How To Charge An Electric Bike At Home?

Try not to think of your electric bike as a fully outside vehicle as the battery can be charged in the home. However, there is a key difference to consider that sets it apart from a laptop or smartphone.

While the battery on an electric bike can be charged while it is still on the bike, you should remove it when you are ready to charge it as it may prove easier to maneuver. Certainly, moving the battery closer to a mains outlet is easier than the entire electric bike.

You will first need to ensure that the motor is turned off and the battery has cooled down if you have been using it on a long ride. Remove the battery from the electric bike by turning the key, pushing it from back to forward, and letting it carefully leave its slot.

The battery charger should work from any mains outlet in your home so plug it in and then connect the battery. You can leave the battery for a few hours as it can take up to six for a full charge. If you only needed a quick charge then remember that the initial 80% of a battery’s capacity charges quicker than that final 20% which is good to know if you needed a boost. 

Where Can You Charge Your Electric Bike?

Once you know how to remove your electric bike battery, the possibilities suddenly open up for where you can charge it. This is especially important to remember when you are in the midst of a particularly long ride.

You may know that there are steep hills ahead, you are a formidable distance away from your endpoint and you really require an extra push to get you through. Being able to charge the battery while on the go can make a huge difference to how you enjoy a day’s riding. 

The locations you decide to recharge your electric bike battery may simply be down to circumstance. If you commute to work then you can simply take the charger with you and use the office’s mains outlet.

Should you ride by a friend’s house then why not knock on their door to see how they are and then candidly ask if you can top up your battery? When riding close to a city, you can quickly check if there are any nearby bike shops as they should be able to help out a fellow cyclist in their time of need. 

There are also several public locations you could use should you truly require access to a mains outlet.

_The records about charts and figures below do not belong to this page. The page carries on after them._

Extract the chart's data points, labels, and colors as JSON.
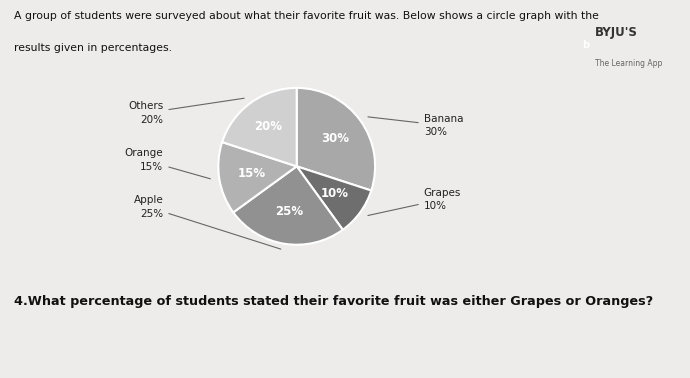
{
  "title_line1": "A group of students were surveyed about what their favorite fruit was. Below shows a circle graph with the",
  "title_line2": "results given in percentages.",
  "question": "4.What percentage of students stated their favorite fruit was either Grapes or Oranges?",
  "slices": [
    {
      "label": "Banana",
      "pct": 30,
      "color": "#a8a8a8"
    },
    {
      "label": "Grapes",
      "pct": 10,
      "color": "#6e6e6e"
    },
    {
      "label": "Apple",
      "pct": 25,
      "color": "#919191"
    },
    {
      "label": "Orange",
      "pct": 15,
      "color": "#b2b2b2"
    },
    {
      "label": "Others",
      "pct": 20,
      "color": "#d0d0d0"
    }
  ],
  "byju_text": "BYJU'S",
  "byju_sub": "The Learning App",
  "background_color": "#edecea"
}
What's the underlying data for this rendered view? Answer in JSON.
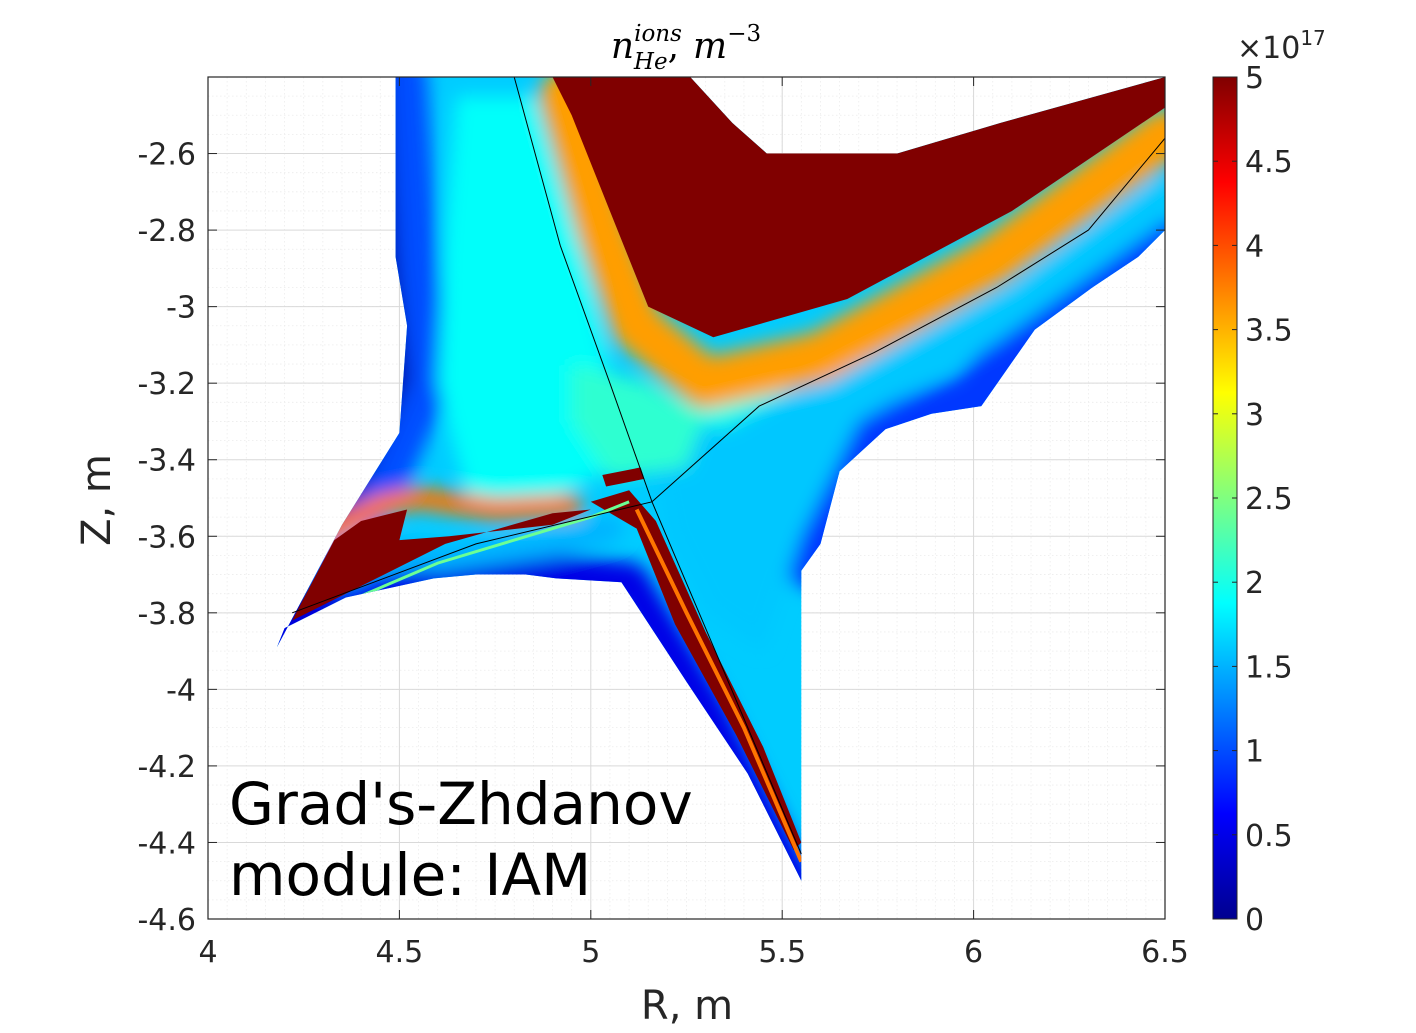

These can include a coffee shop, a bar, a restaurant, campground, library, or even a fire station. Obviously, you should explain your predicament first then request permission before plugging your charger in.  

Final Thoughts

Buying an electric bike can be a serious investment that you will want to get the most out of. That should mean exploring your local area including the city and the great outdoors knowing full well that those steep inclines are no match for your motor.

Like any vehicle, you should know how to operate it which means knowing how to charge an electric bike. There are similarities with other rechargeable electric devices such as a laptop or cell phone though there are some key differences too.

Remember to give your electric bike battery a long initial charge to ensure that the cells are powered up to perform at their best. The conditions where you decide to charge your battery are also important as they should be dry and clean to avoid damaging its inner workings.

The one crucial difference between the battery of an electric bike and that of other devices is that it can, and should, be removed. Not only will this make it easier to charge but gets you into the habit of charging it on the go when you may need to.

Knowing how to charge it in your home and anywhere else should let you focus on your riding though how you ride can have an impact on your battery. Try to keep your riding consistent with a steady cadence and only use the motor when you truly need it. That means for steep inclines and not from a stop-start as you will quickly drain the battery’s capacity over time. 

There are other skills to learn on an electric bike that affect the battery and your general riding. These include shifting gears gradually, appreciating which power-assist mode to use and when as well as looking out for the tire pressure. The motor of a battery is a nice thing to have but remember that you will have to use the pedals more often than not.